An unjust act

The abrupt firing of Manhattan U.S. Attorney Preet Bahara sent a shudder through Queens, where his prosecutions of corrupt politicians seems to have halted the long parade of lawmakers found guilty of illegal dealings.

Bahara, who spent eight years as the head of the most powerful prosecutor’s office in the country, earned his stripes for rooting out corruption in politics, white collar crime on Wall Street, terrorism and big bank fraud.

Appointed by President Barack Obama in 2009 and asked by then President-elect Donald Trump to stay on, Bahara was fired last week after he refused to resign as part of a mass housing cleaning of 45 attorney generals across the country. It was ordered by the Justice Department, which under earlier administrations had followed the same practice.

But Bahara’s ouster raised disturbing questions since Trump Towers in Manhattan is in his office’s jurisdiction, the venue for possible investigations into the president.

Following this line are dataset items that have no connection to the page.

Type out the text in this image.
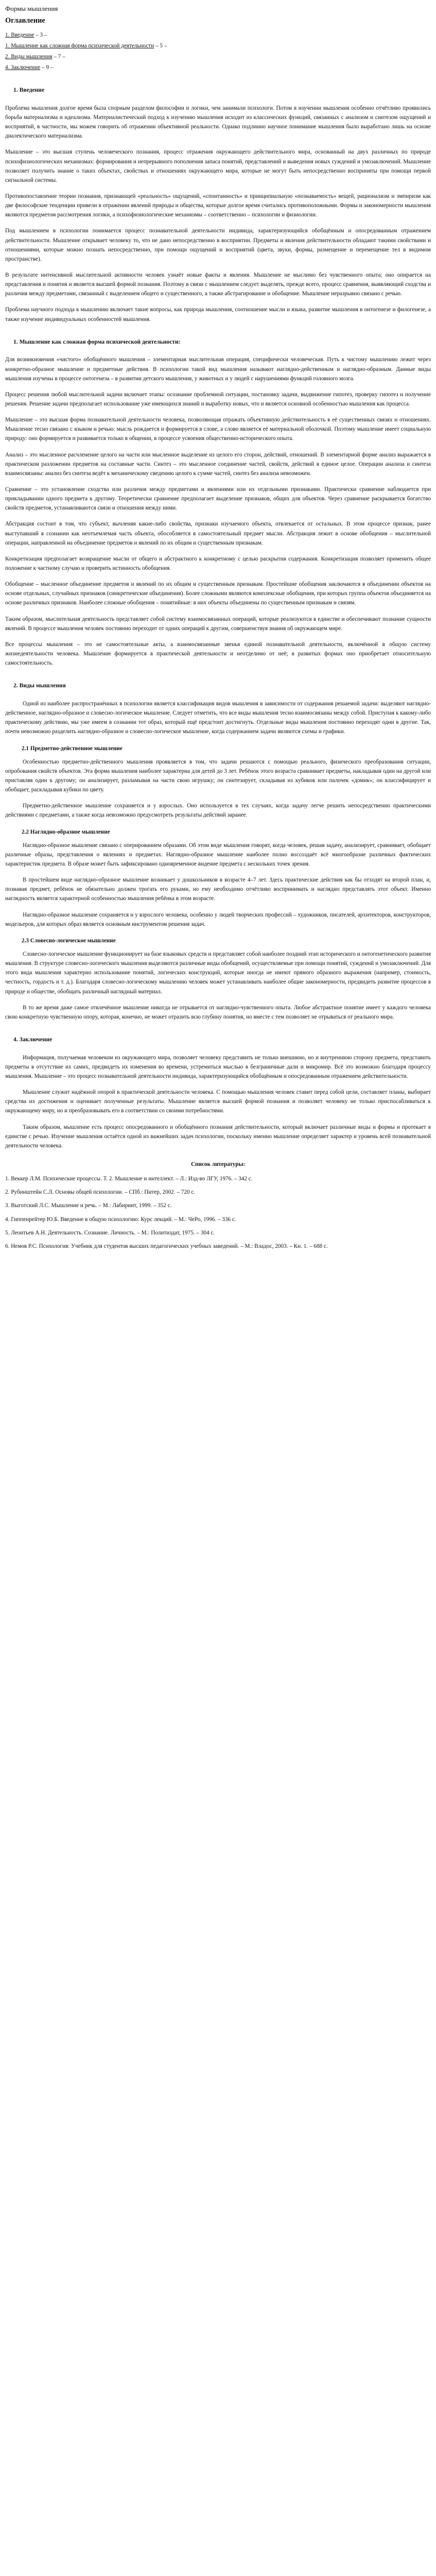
Формы мышления
Оглавление
1. Введение – 3 –
1. Мышление как сложная форма психической деятельности – 5 –
2. Виды мышления – 7 –
4. Заключение – 9 –
1. Введение

Проблема мышления долгое время была спорным разделом философии и логики, чем занимали психологи. Потом в изучении мышления особенно отчётливо проявились борьба материализма и идеализма. Материалистический подход к изучению мышления исходит из классических функций, связанных с анализом и синтезом ощущений и восприятий, в частности, мы можем говорить об отражении объективной реальности. Однако подлинно научное понимание мышления было выработано лишь на основе диалектического материализма.

Мышление – это высшая ступень человеческого познания, процесс отражения окружающего действительного мира, основанный на двух различных по природе психофизиологических механизмах: формирования и непрерывного пополнения запаса понятий, представлений и выведения новых суждений и умозаключений. Мышление позволяет получить знание о таких объектах, свойствах и отношениях окружающего мира, которые не могут быть непосредственно восприняты при помощи первой сигнальной системы.

Противопоставление теории познания, признающей «реальность» ощущений, «спонтанность» и принципиальную «познаваемость» вещей, рационализм и эмпиризм как две философские тенденции привели в отражении явлений природы и общества, которые долгое время считались противоположными. Формы и закономерности мышления являются предметом рассмотрения логики, а психофизиологические механизмы – соответственно – психологии и физиологии.

Под мышлением в психологии понимается процесс познавательной деятельности индивида, характеризующийся обобщённым и опосредованным отражением действительности. Мышление открывает человеку то, что не дано непосредственно в восприятии. Предметы и явления действительности обладают такими свойствами и отношениями, которые можно познать непосредственно, при помощи ощущений и восприятий (цвета, звуки, формы, размещение и перемещение тел в видимом пространстве).

В результате интенсивной мыслительной активности человек узнаёт новые факты и явления. Мышление не мыслимо без чувственного опыта; оно опирается на представления и понятия и является высшей формой познания. Поэтому в связи с мышлением следует выделять, прежде всего, процесс сравнения, выявляющий сходства и различия между предметами, связанный с выделением общего и существенного, а также абстрагирование и обобщение. Мышление неразрывно связано с речью.

Проблема научного подхода к мышлению включает такие вопросы, как природа мышления, соотношение мысли и языка, развитие мышления в онтогенезе и филогенезе, а также изучение индивидуальных особенностей мышления.

1. Мышление как сложная форма психической деятельности:

Для возникновения «чистого» обобщённого мышления – элементарная мыслительная операция, специфически человеческая. Путь к чистому мышлению лежит через конкретно-образное мышление и предметные действия. В психологии такой вид мышления называют наглядно-действенным и наглядно-образным. Данные виды мышления изучены в процессе онтогенеза – в развитии детского мышления, у животных и у людей с нарушениями функций головного мозга.

Процесс решения любой мыслительной задачи включает этапы: осознание проблемной ситуации, постановку задачи, выдвижение гипотез, проверку гипотез и получение решения. Решение задачи предполагает использование уже имеющихся знаний и выработку новых, что и является основной особенностью мышления как процесса.

Мышление – это высшая форма познавательной деятельности человека, позволяющая отражать объективную действительность в её существенных связях и отношениях. Мышление тесно связано с языком и речью: мысль рождается и формируется в слове, а слово является её материальной оболочкой. Поэтому мышление имеет социальную природу: оно формируется и развивается только в общении, в процессе усвоения общественно-исторического опыта.

Анализ – это мысленное расчленение целого на части или мысленное выделение из целого его сторон, действий, отношений. В элементарной форме анализ выражается в практическом разложении предметов на составные части. Синтез – это мысленное соединение частей, свойств, действий в единое целое. Операции анализа и синтеза взаимосвязаны: анализ без синтеза ведёт к механическому сведению целого к сумме частей, синтез без анализа невозможен.

Сравнение – это установление сходства или различия между предметами и явлениями или их отдельными признаками. Практически сравнение наблюдается при прикладывании одного предмета к другому. Теоретически сравнение предполагает выделение признаков, общих для объектов. Через сравнение раскрывается богатство свойств предметов, устанавливаются связи и отношения между ними.

Абстракция состоит в том, что субъект, вычленяя какие-либо свойства, признаки изучаемого объекта, отвлекается от остальных. В этом процессе признак, ранее выступавший в сознании как неотъемлемая часть объекта, обособляется в самостоятельный предмет мысли. Абстракция лежит в основе обобщения – мыслительной операции, направленной на объединение предметов и явлений по их общим и существенным признакам.

Конкретизация предполагает возвращение мысли от общего и абстрактного к конкретному с целью раскрытия содержания. Конкретизация позволяет применить общее положение к частному случаю и проверить истинность обобщения.

Обобщение – мысленное объединение предметов и явлений по их общим и существенным признакам. Простейшие обобщения заключаются в объединении объектов на основе отдельных, случайных признаков (синкретические объединения). Более сложными являются комплексные обобщения, при которых группа объектов объединяется на основе различных признаков. Наиболее сложные обобщения – понятийные: в них объекты объединены по существенным признакам и связям.

Таким образом, мыслительная деятельность представляет собой систему взаимосвязанных операций, которые реализуются в единстве и обеспечивают познание сущности явлений. В процессе мышления человек постоянно переходит от одних операций к другим, совершенствуя знания об окружающем мире.

Все процессы мышления – это не самостоятельные акты, а взаимосвязанные звенья единой познавательной деятельности, включённой в общую систему жизнедеятельности человека. Мышление формируется в практической деятельности и неотделимо от неё; в развитых формах оно приобретает относительную самостоятельность.

2. Виды мышления

Одной из наиболее распространённых в психологии является классификация видов мышления в зависимости от содержания решаемой задачи: выделяют наглядно-действенное, наглядно-образное и словесно-логическое мышление. Следует отметить, что все виды мышления тесно взаимосвязаны между собой. Приступая к какому-либо практическому действию, мы уже имеем в сознании тот образ, который ещё предстоит достигнуть. Отдельные виды мышления постоянно переходят одни в другие. Так, почти невозможно разделить наглядно-образное и словесно-логическое мышление, когда содержанием задачи являются схемы и графики.

2.1 Предметно-действенное мышление

Особенностью предметно-действенного мышления проявляется в том, что задачи решаются с помощью реального, физического преобразования ситуации, опробования свойств объектов. Эта форма мышления наиболее характерна для детей до 3 лет. Ребёнок этого возраста сравнивает предметы, накладывая один на другой или приставляя один к другому; он анализирует, разламывая на части свою игрушку; он синтезирует, складывая из кубиков или палочек «домик»; он классифицирует и обобщает, раскладывая кубики по цвету.

Предметно-действенное мышление сохраняется и у взрослых. Оно используется в тех случаях, когда задачу легче решить непосредственно практическими действиями с предметами, а также когда невозможно предусмотреть результаты действий заранее.

2.2 Наглядно-образное мышление

Наглядно-образное мышление связано с оперированием образами. Об этом виде мышления говорят, когда человек, решая задачу, анализирует, сравнивает, обобщает различные образы, представления о явлениях и предметах. Наглядно-образное мышление наиболее полно воссоздаёт всё многообразие различных фактических характеристик предмета. В образе может быть зафиксировано одновременное видение предмета с нескольких точек зрения.

В простейшем виде наглядно-образное мышление возникает у дошкольников в возрасте 4–7 лет. Здесь практические действия как бы отходят на второй план, и, познавая предмет, ребёнок не обязательно должен трогать его руками, но ему необходимо отчётливо воспринимать и наглядно представлять этот объект. Именно наглядность является характерной особенностью мышления ребёнка в этом возрасте.

Наглядно-образное мышление сохраняется и у взрослого человека, особенно у людей творческих профессий – художников, писателей, архитекторов, конструкторов, модельеров, для которых образ является основным инструментом решения задач.

2.3 Словесно-логическое мышление

Словесно-логическое мышление функционирует на базе языковых средств и представляет собой наиболее поздний этап исторического и онтогенетического развития мышления. В структуре словесно-логического мышления выделяются различные виды обобщений, осуществляемые при помощи понятий, суждений и умозаключений. Для этого вида мышления характерно использование понятий, логических конструкций, которые иногда не имеют прямого образного выражения (например, стоимость, честность, гордость и т. д.). Благодаря словесно-логическому мышлению человек может устанавливать наиболее общие закономерности, предвидеть развитие процессов в природе и обществе, обобщать различный наглядный материал.

В то же время даже самое отвлечённое мышление никогда не отрывается от наглядно-чувственного опыта. Любое абстрактное понятие имеет у каждого человека свою конкретную чувственную опору, которая, конечно, не может отразить всю глубину понятия, но вместе с тем позволяет не отрываться от реального мира.

4. Заключение

Информация, получаемая человеком из окружающего мира, позволяет человеку представить не только внешнюю, но и внутреннюю сторону предмета, представить предметы в отсутствие их самих, предвидеть их изменения во времени, устремиться мыслью в безграничные дали и микромир. Всё это возможно благодаря процессу мышления. Мышление – это процесс познавательной деятельности индивида, характеризующийся обобщённым и опосредованным отражением действительности.

Мышление служит надёжной опорой в практической деятельности человека. С помощью мышления человек ставит перед собой цели, составляет планы, выбирает средства их достижения и оценивает полученные результаты. Мышление является высшей формой познания и позволяет человеку не только приспосабливаться к окружающему миру, но и преобразовывать его в соответствии со своими потребностями.

Таким образом, мышление есть процесс опосредованного и обобщённого познания действительности, который включает различные виды и формы и протекает в единстве с речью. Изучение мышления остаётся одной из важнейших задач психологии, поскольку именно мышление определяет характер и уровень всей познавательной деятельности человека.

Список литературы:
1. Веккер Л.М. Психические процессы. Т. 2. Мышление и интеллект. – Л.: Изд-во ЛГУ, 1976. – 342 с.
2. Рубинштейн С.Л. Основы общей психологии. – СПб.: Питер, 2002. – 720 с.
3. Выготский Л.С. Мышление и речь. – М.: Лабиринт, 1999. – 352 с.
4. Гиппенрейтер Ю.Б. Введение в общую психологию: Курс лекций. – М.: ЧеРо, 1996. – 336 с.
5. Леонтьев А.Н. Деятельность. Сознание. Личность. – М.: Политиздат, 1975. – 304 с.
6. Немов Р.С. Психология: Учебник для студентов высших педагогических учебных заведений. – М.: Владос, 2003. – Кн. 1. – 688 с.
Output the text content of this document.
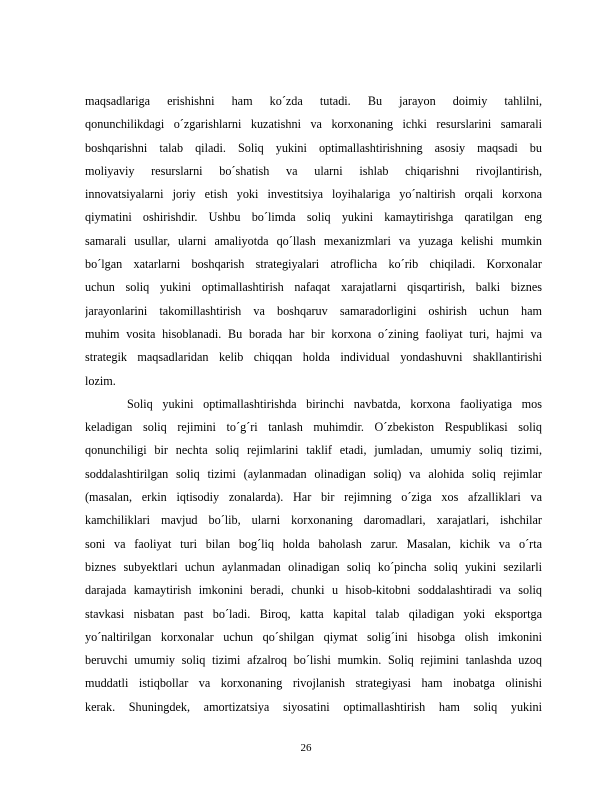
maqsadlariga erishishni ham ko´zda tutadi. Bu jarayon doimiy tahlilni,
qonunchilikdagi o´zgarishlarni kuzatishni va korxonaning ichki resurslarini samarali
boshqarishni talab qiladi. Soliq yukini optimallashtirishning asosiy maqsadi bu
moliyaviy resurslarni bo´shatish va ularni ishlab chiqarishni rivojlantirish,
innovatsiyalarni joriy etish yoki investitsiya loyihalariga yo´naltirish orqali korxona
qiymatini oshirishdir. Ushbu bo´limda soliq yukini kamaytirishga qaratilgan eng
samarali usullar, ularni amaliyotda qo´llash mexanizmlari va yuzaga kelishi mumkin
bo´lgan xatarlarni boshqarish strategiyalari atroflicha ko´rib chiqiladi. Korxonalar
uchun soliq yukini optimallashtirish nafaqat xarajatlarni qisqartirish, balki biznes
jarayonlarini takomillashtirish va boshqaruv samaradorligini oshirish uchun ham
muhim vosita hisoblanadi. Bu borada har bir korxona o´zining faoliyat turi, hajmi va
strategik maqsadlaridan kelib chiqqan holda individual yondashuvni shakllantirishi
lozim.
Soliq yukini optimallashtirishda birinchi navbatda, korxona faoliyatiga mos
keladigan soliq rejimini to´g´ri tanlash muhimdir. O´zbekiston Respublikasi soliq
qonunchiligi bir nechta soliq rejimlarini taklif etadi, jumladan, umumiy soliq tizimi,
soddalashtirilgan soliq tizimi (aylanmadan olinadigan soliq) va alohida soliq rejimlar
(masalan, erkin iqtisodiy zonalarda). Har bir rejimning o´ziga xos afzalliklari va
kamchiliklari mavjud bo´lib, ularni korxonaning daromadlari, xarajatlari, ishchilar
soni va faoliyat turi bilan bog´liq holda baholash zarur. Masalan, kichik va o´rta
biznes subyektlari uchun aylanmadan olinadigan soliq ko´pincha soliq yukini sezilarli
darajada kamaytirish imkonini beradi, chunki u hisob-kitobni soddalashtiradi va soliq
stavkasi nisbatan past bo´ladi. Biroq, katta kapital talab qiladigan yoki eksportga
yo´naltirilgan korxonalar uchun qo´shilgan qiymat solig´ini hisobga olish imkonini
beruvchi umumiy soliq tizimi afzalroq bo´lishi mumkin. Soliq rejimini tanlashda uzoq
muddatli istiqbollar va korxonaning rivojlanish strategiyasi ham inobatga olinishi
kerak. Shuningdek, amortizatsiya siyosatini optimallashtirish ham soliq yukini
26
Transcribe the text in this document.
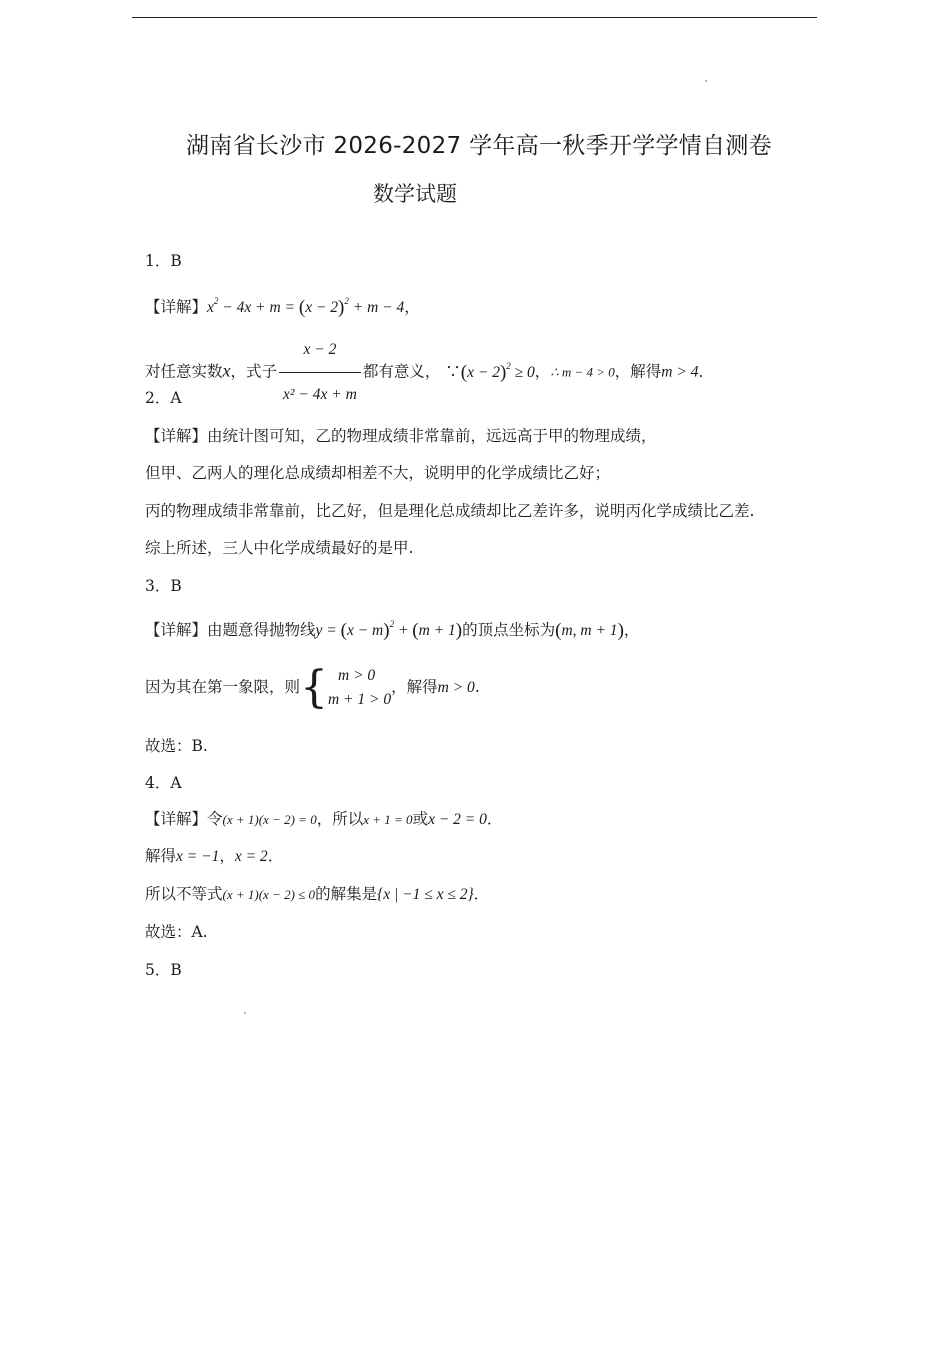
湖南省长沙市 2026-2027 学年高一秋季开学学情自测卷
数学试题
1．B
【详解】$x^2 - 4x + m = (x - 2)^2 + m - 4$，
对任意实数x，式子 $\frac{x - 2}{\text{x² − 4x + m}}$ 都有意义， ∵(x − 2)$^2$ ≥ 0，∴ m − 4 > 0，解得m > 4．
2．A
【详解】由统计图可知，乙的物理成绩非常靠前，远远高于甲的物理成绩，
但甲、乙两人的理化总成绩却相差不大，说明甲的化学成绩比乙好；
丙的物理成绩非常靠前，比乙好，但是理化总成绩却比乙差许多，说明丙化学成绩比乙差.
综上所述，三人中化学成绩最好的是甲.
3．B
【详解】由题意得抛物线$y = (x - m)^2 + (m + 1)$的顶点坐标为(m, m + 1)，
因为其在第一象限，则{ m > 0
m + 1 > 0
，解得m > 0.
故选：B.
4．A
【详解】令(x + 1)(x − 2) = 0，所以x + 1 = 0或x − 2 = 0．
解得x = −1，x = 2．
所以不等式(x + 1)(x − 2) ≤ 0的解集是{x | −1 ≤ x ≤ 2}．
故选：A.
5．B
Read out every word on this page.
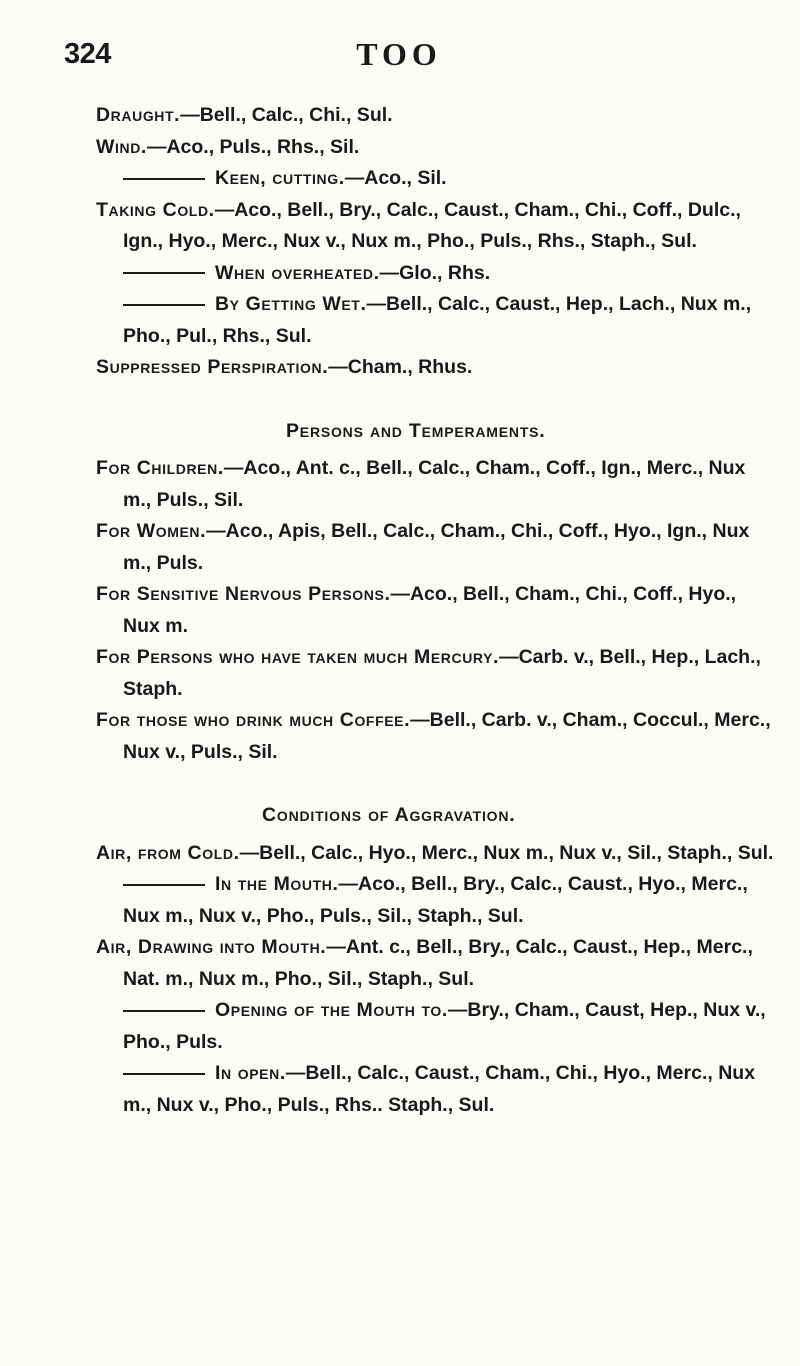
324	TOO
Draught.—Bell., Calc., Chi., Sul.
Wind.—Aco., Puls., Rhs., Sil.
Keen, cutting.—Aco., Sil.
Taking Cold.—Aco., Bell., Bry., Calc., Caust., Cham., Chi., Coff., Dulc., Ign., Hyo., Merc., Nux v., Nux m., Pho., Puls., Rhs., Staph., Sul.
When overheated.—Glo., Rhs.
By Getting Wet.—Bell., Calc., Caust., Hep., Lach., Nux m., Pho., Pul., Rhs., Sul.
Suppressed Perspiration.—Cham., Rhus.
Persons and Temperaments.
For Children.—Aco., Ant. c., Bell., Calc., Cham., Coff., Ign., Merc., Nux m., Puls., Sil.
For Women.—Aco., Apis, Bell., Calc., Cham., Chi., Coff., Hyo., Ign., Nux m., Puls.
For Sensitive Nervous Persons.—Aco., Bell., Cham., Chi., Coff., Hyo., Nux m.
For Persons who have taken much Mercury.—Carb. v., Bell., Hep., Lach., Staph.
For those who drink much Coffee.—Bell., Carb. v., Cham., Coccul., Merc., Nux v., Puls., Sil.
Conditions of Aggravation.
Air, from Cold.—Bell., Calc., Hyo., Merc., Nux m., Nux v., Sil., Staph., Sul.
In the Mouth.—Aco., Bell., Bry., Calc., Caust., Hyo., Merc., Nux m., Nux v., Pho., Puls., Sil., Staph., Sul.
Air, Drawing into Mouth.—Ant. c., Bell., Bry., Calc., Caust., Hep., Merc., Nat. m., Nux m., Pho., Sil., Staph., Sul.
Opening of the Mouth to.—Bry., Cham., Caust, Hep., Nux v., Pho., Puls.
In open.—Bell., Calc., Caust., Cham., Chi., Hyo., Merc., Nux m., Nux v., Pho., Puls., Rhs.. Staph., Sul.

Three days before his firing Bahara, known for his independence and bipartisan prosecution of lawmakers, was asked by watchdog groups to investigate foreign money flowing into Trump’s companies. Sources say the FBI has been looking into whether Trump entities have received funds or payments from Russia, which is suspected of trying to influence the U.S. presidential election.

Bahara, who has assiduously avoided politics, also may have had a number on his back as the former chief counsel for New York Sen. Chuck Schumer, now the Democratic minority leader, who has tangled with Trump on his agenda.

But closer to home in Queens, Bahara left his mark on three high-profile cases that sent state Sen. Hiram Monserrate to jail in 2010 for using nonprofit funds to pay staffers for his failed Senate run. In 2013 he indicted state Sen. Malcolm Smith (D-Jamaica) and City Councilman Dan Halloran (R-Bayside) in a corruption case in which Smith tried to bribe his way onto the GOP line in the race for mayor. Both men are still serving long sentences.

His reach shook the halls in Albany last year, when Bahara won corruption convictions of Democratic Assembly Speaker Sheldon Silver (D-Brooklyn), and Republican Senate majority leader Dean Skelos. Both men have appealed.

Bahara’s unexpected departure leaves his yearlong investigation into Mayor Bill de Blasio’s political fund-raising hanging in the balance.

But in this borough his legacy is quite clear: No elected official has faced federal corruption charges since the crusading prosecutor brought down Smith and Halloran back in 2013.